Learning to live alongside bears

Ginny Apple shows a map of sows with offspring seen in Connecticut in 2024.

Patrick L. Sullivan

Learning to live alongside bears

NORFOLK — Ginny Apple, a master wildlife conservationist with the Connecticut Department of Energy and Environmental Protection, told an audience of about 40 people at the Norfolk Hub that the onus is on people to minimize interactions between humans and the state’s population of black bears.

Apple gave the talk in Norfolk Saturday, May 10, as the first of a series of talks on wildlife sponsored by Great Mountain Forest and Elyse Harney Real Estate.

Apple emphasized that human/bear interactions are likely to continue to rise because of increasing development in Connecticut, and because the state has a high percentage of “fragmented” land, meaning habitat that is interrupted by roads and other human development.

She said that a bear standing up is not a sign of hostility. “It’s checking you out.”

If the bear gets closer and starts “chattering,” then it’s time to back off slowly and “make a lot of noise.”

Apple had her “bear scare” coffee can filled with spare change or metallic odds and ends like screws, or even pebbles or small rocks. Shake the can, make the noise, and the bear almost always moves off.

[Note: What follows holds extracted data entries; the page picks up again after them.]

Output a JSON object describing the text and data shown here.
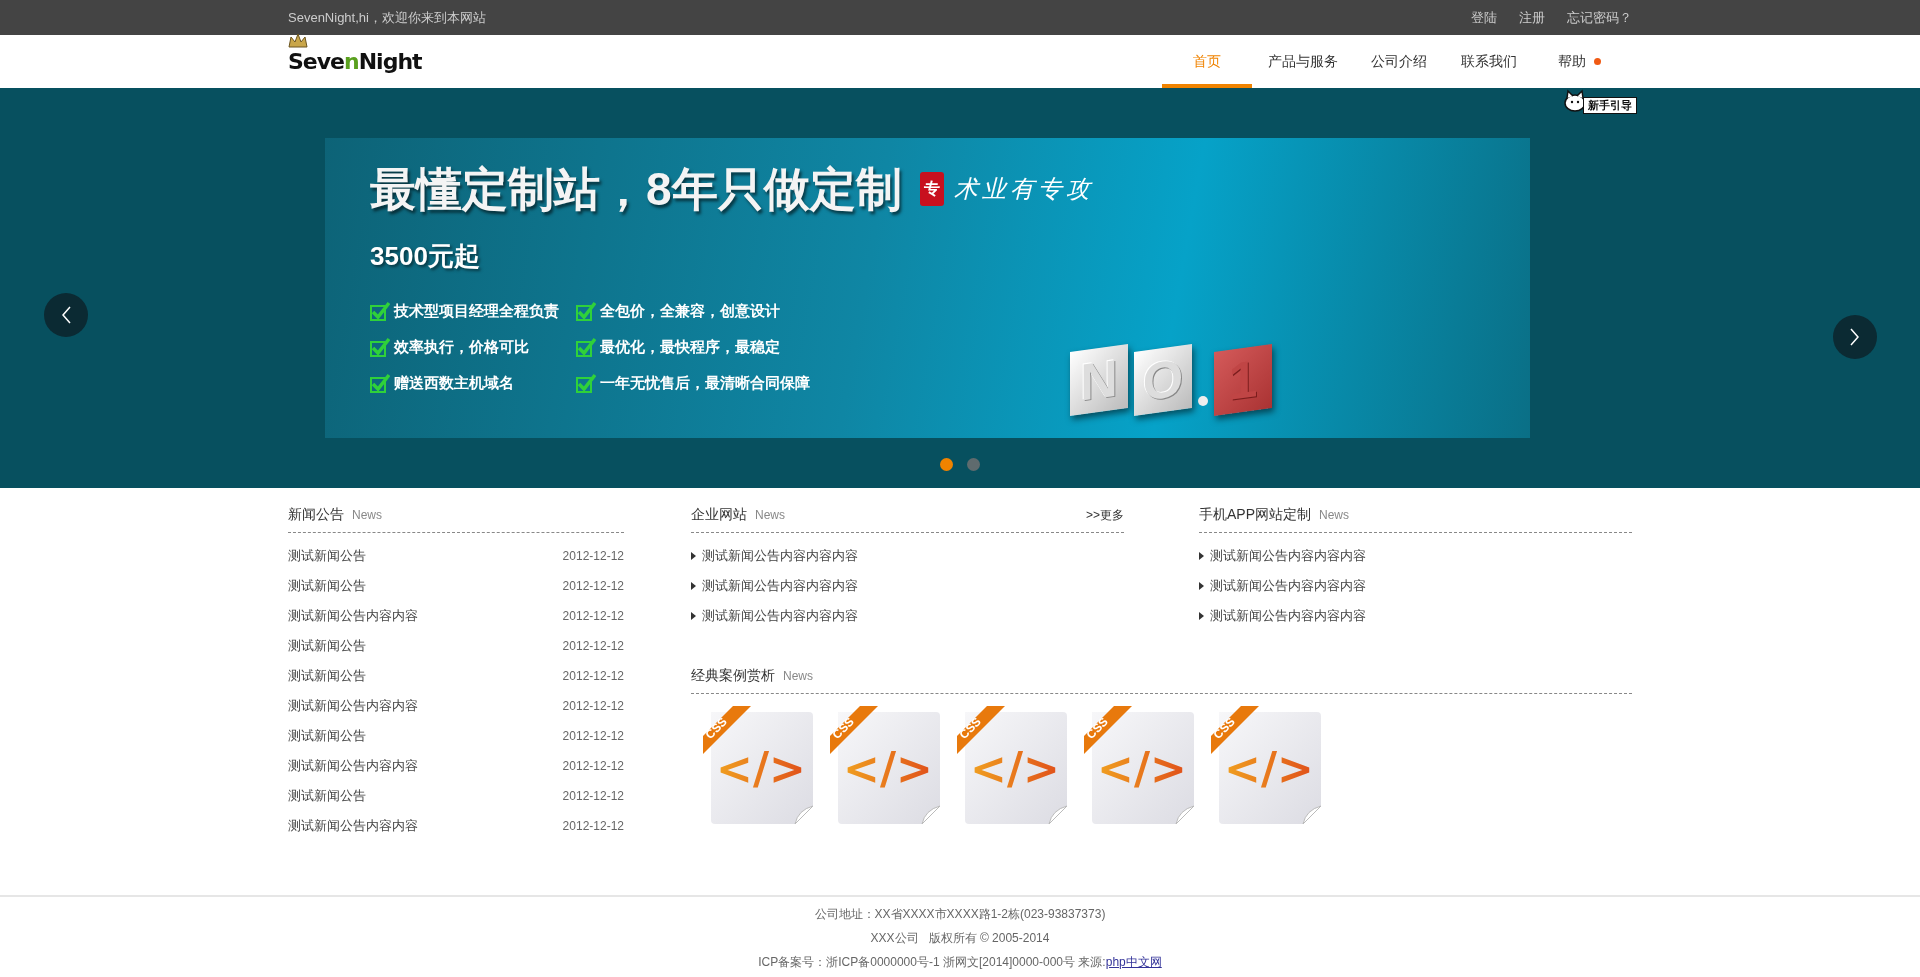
{
  "top_bar": {
    "greeting": "SevenNight,hi，欢迎你来到本网站",
    "links": [
      "登陆",
      "注册",
      "忘记密码？"
    ]
  },
  "header": {
    "logo": [
      {
        "text": "Seve",
        "accent": false
      },
      {
        "text": "n",
        "accent": true
      },
      {
        "text": "Night",
        "accent": false
      }
    ],
    "nav": [
      {
        "label": "首页",
        "selected": true,
        "dot": false
      },
      {
        "label": "产品与服务",
        "selected": false,
        "dot": false
      },
      {
        "label": "公司介绍",
        "selected": false,
        "dot": false
      },
      {
        "label": "联系我们",
        "selected": false,
        "dot": false
      },
      {
        "label": "帮助",
        "selected": false,
        "dot": true
      }
    ],
    "guide_badge": "新手引导"
  },
  "banner": {
    "headline": "最懂定制站，8年只做定制",
    "seal": "专",
    "slogan": "术业有专攻",
    "price": "3500元起",
    "features": [
      "技术型项目经理全程负责",
      "全包价，全兼容，创意设计",
      "效率执行，价格可比",
      "最优化，最快程序，最稳定",
      "赠送西数主机域名",
      "一年无忧售后，最清晰合同保障"
    ],
    "tiles": [
      "N",
      "O",
      "1"
    ],
    "slides": [
      {
        "selected": true
      },
      {
        "selected": false
      }
    ]
  },
  "news": {
    "title": "新闻公告",
    "subtitle": "News",
    "items": [
      {
        "title": "测试新闻公告",
        "date": "2012-12-12"
      },
      {
        "title": "测试新闻公告",
        "date": "2012-12-12"
      },
      {
        "title": "测试新闻公告内容内容",
        "date": "2012-12-12"
      },
      {
        "title": "测试新闻公告",
        "date": "2012-12-12"
      },
      {
        "title": "测试新闻公告",
        "date": "2012-12-12"
      },
      {
        "title": "测试新闻公告内容内容",
        "date": "2012-12-12"
      },
      {
        "title": "测试新闻公告",
        "date": "2012-12-12"
      },
      {
        "title": "测试新闻公告内容内容",
        "date": "2012-12-12"
      },
      {
        "title": "测试新闻公告",
        "date": "2012-12-12"
      },
      {
        "title": "测试新闻公告内容内容",
        "date": "2012-12-12"
      }
    ]
  },
  "enterprise": {
    "title": "企业网站",
    "subtitle": "News",
    "more": ">>更多",
    "items": [
      "测试新闻公告内容内容内容",
      "测试新闻公告内容内容内容",
      "测试新闻公告内容内容内容"
    ]
  },
  "app": {
    "title": "手机APP网站定制",
    "subtitle": "News",
    "items": [
      "测试新闻公告内容内容内容",
      "测试新闻公告内容内容内容",
      "测试新闻公告内容内容内容"
    ]
  },
  "cases": {
    "title": "经典案例赏析",
    "subtitle": "News",
    "items": [
      {
        "ribbon": "CSS",
        "glyph": "</>"
      },
      {
        "ribbon": "CSS",
        "glyph": "</>"
      },
      {
        "ribbon": "CSS",
        "glyph": "</>"
      },
      {
        "ribbon": "CSS",
        "glyph": "</>"
      },
      {
        "ribbon": "CSS",
        "glyph": "</>"
      }
    ]
  },
  "footer": {
    "address": "公司地址：XX省XXXX市XXXX路1-2栋(023-93837373)",
    "copyright": "XXX公司   版权所有 © 2005-2014",
    "icp": "ICP备案号：浙ICP备0000000号-1 浙网文[2014]0000-000号 来源:",
    "link": "php中文网"
  }
}
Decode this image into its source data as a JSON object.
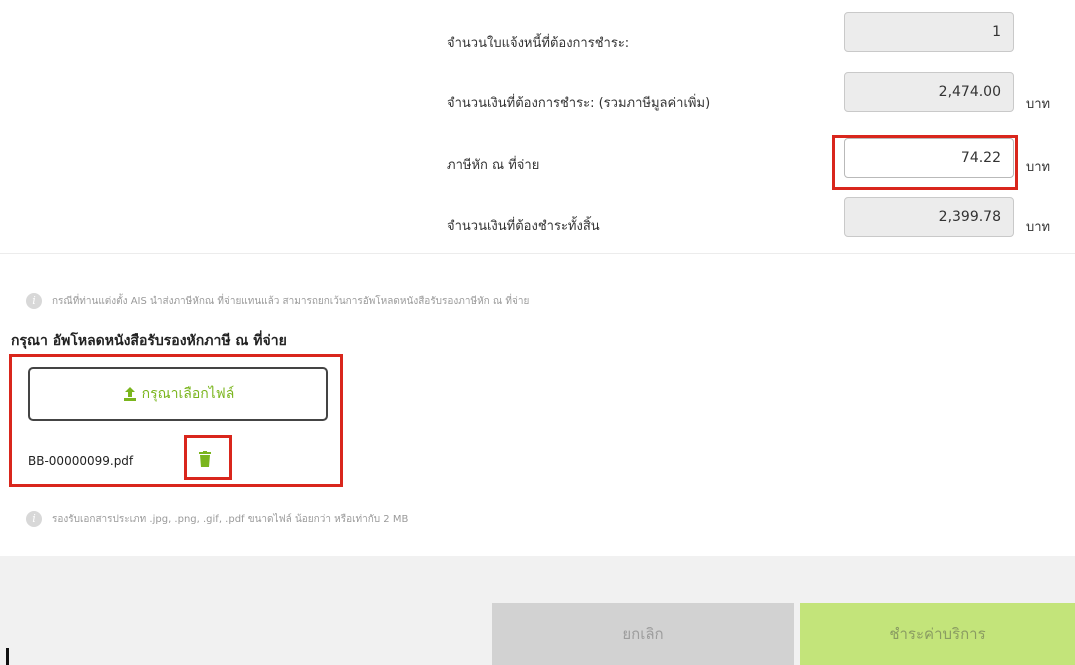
{
  "summary": {
    "invoice_count_label": "จำนวนใบแจ้งหนี้ที่ต้องการชำระ:",
    "invoice_count_value": "1",
    "amount_label": "จำนวนเงินที่ต้องการชำระ: (รวมภาษีมูลค่าเพิ่ม)",
    "amount_value": "2,474.00",
    "withholding_label": "ภาษีหัก ณ ที่จ่าย",
    "withholding_value": "74.22",
    "total_label": "จำนวนเงินที่ต้องชำระทั้งสิ้น",
    "total_value": "2,399.78",
    "unit": "บาท"
  },
  "notes": {
    "ais_note": "กรณีที่ท่านแต่งตั้ง AIS นำส่งภาษีหักณ ที่จ่ายแทนแล้ว สามารถยกเว้นการอัพโหลดหนังสือรับรองภาษีหัก ณ ที่จ่าย",
    "file_types_note": "รองรับเอกสารประเภท .jpg, .png, .gif, .pdf ขนาดไฟล์ น้อยกว่า หรือเท่ากับ 2 MB"
  },
  "upload": {
    "heading": "กรุณา อัพโหลดหนังสือรับรองหักภาษี ณ ที่จ่าย",
    "button_label": "กรุณาเลือกไฟล์",
    "file_name": "BB-00000099.pdf"
  },
  "footer": {
    "cancel_label": "ยกเลิก",
    "pay_label": "ชำระค่าบริการ"
  },
  "colors": {
    "accent_green": "#7ab51d",
    "pay_button_bg": "#c3e47a",
    "highlight_red": "#d9261c"
  },
  "icons": [
    "info-icon",
    "upload-icon",
    "trash-icon"
  ]
}
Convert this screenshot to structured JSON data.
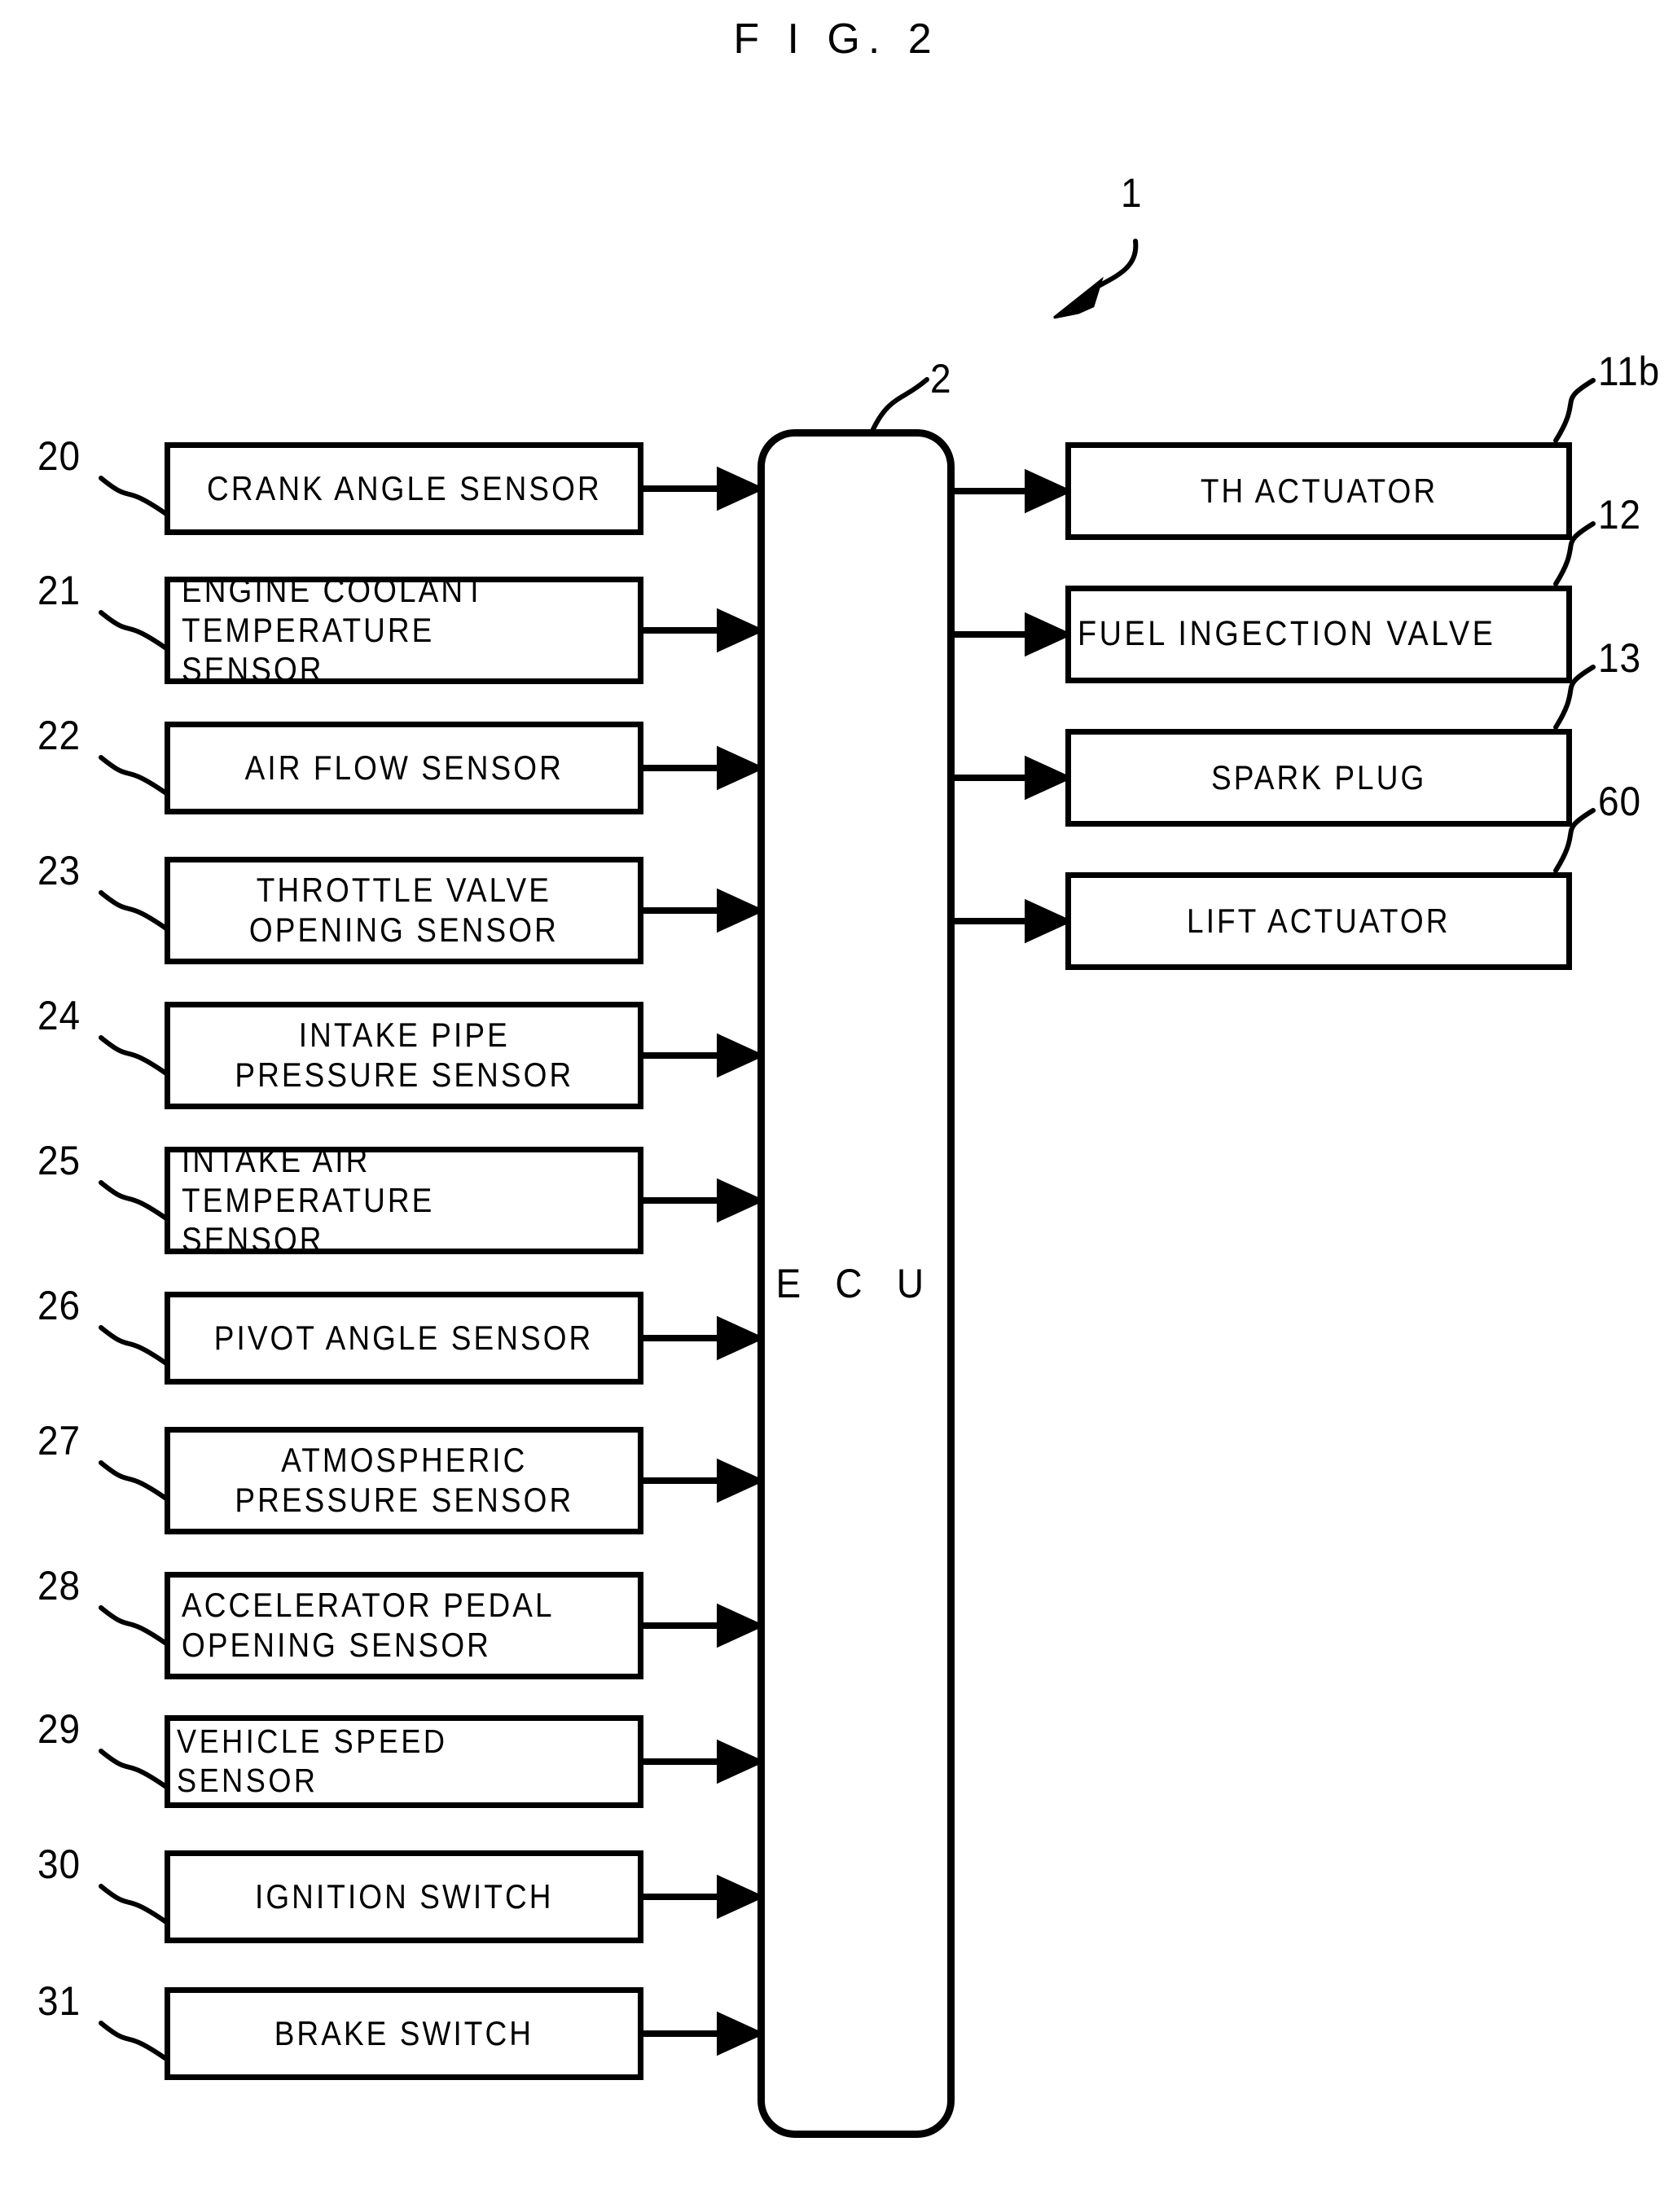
{
  "figure": {
    "title": "F I G.  2",
    "assembly_ref": "1",
    "controller_ref": "2",
    "controller_label": "E C U"
  },
  "inputs": [
    {
      "ref": "20",
      "label": "CRANK ANGLE SENSOR",
      "lines": 1,
      "align": "center"
    },
    {
      "ref": "21",
      "label": "ENGINE COOLANT\nTEMPERATURE SENSOR",
      "lines": 2,
      "align": "left"
    },
    {
      "ref": "22",
      "label": "AIR FLOW SENSOR",
      "lines": 1,
      "align": "center"
    },
    {
      "ref": "23",
      "label": "THROTTLE VALVE\nOPENING SENSOR",
      "lines": 2,
      "align": "center"
    },
    {
      "ref": "24",
      "label": "INTAKE PIPE\nPRESSURE SENSOR",
      "lines": 2,
      "align": "center"
    },
    {
      "ref": "25",
      "label": "INTAKE AIR\nTEMPERATURE SENSOR",
      "lines": 2,
      "align": "left"
    },
    {
      "ref": "26",
      "label": "PIVOT ANGLE SENSOR",
      "lines": 1,
      "align": "center"
    },
    {
      "ref": "27",
      "label": "ATMOSPHERIC\nPRESSURE SENSOR",
      "lines": 2,
      "align": "center"
    },
    {
      "ref": "28",
      "label": "ACCELERATOR PEDAL\nOPENING SENSOR",
      "lines": 2,
      "align": "left"
    },
    {
      "ref": "29",
      "label": "VEHICLE SPEED SENSOR",
      "lines": 1,
      "align": "fit"
    },
    {
      "ref": "30",
      "label": "IGNITION SWITCH",
      "lines": 1,
      "align": "center"
    },
    {
      "ref": "31",
      "label": "BRAKE SWITCH",
      "lines": 1,
      "align": "center"
    }
  ],
  "outputs": [
    {
      "ref": "11b",
      "label": "TH ACTUATOR",
      "align": "center"
    },
    {
      "ref": "12",
      "label": "FUEL INGECTION VALVE",
      "align": "fit"
    },
    {
      "ref": "13",
      "label": "SPARK PLUG",
      "align": "center"
    },
    {
      "ref": "60",
      "label": "LIFT ACTUATOR",
      "align": "center"
    }
  ],
  "colors": {
    "ink": "#000000",
    "paper": "#ffffff"
  }
}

But many Connecticut black bears have gotten used to feeding out of garbage bins or taking down bird feeders.

“Habituated black bears get testy” if these food sources are abruptly removed.

One slide Apple showed demonstrated how black bears are moving from Northwest Connecticut south toward the Danbury area. They tend to avoid the heavily developed Connecticut River Valley.

Northeast Connecticut has nice bear habitat “if they can get there.”

Apple said the top cause of bear/human interactions is unsecured trash, closely followed by birdfeeders.

She advised not putting the garbage out for collection the night before the hauler comes.

If there is a nuisance bear that has caused damage, and the homeowner has reported it to DEEP, then the agency will attempt to trap the bear, after which it is tranquilized, tagged and “hazed” in order to discourage it from returning.

Apple said shooting the bear in the rear end with a paintball gun is effective.

But don’t shoot it in the face. That will just make it mad.

Apple also detoured into a discussion of legislation currently before the state Senate regarding rodenticides.

She said widespread use of rodenticides is having a negative effect on the animals that typically feed on the mice, now poisoned, that are the targets of such chemicals.

“It lowers the immune systems of small furry animals and birds of prey.”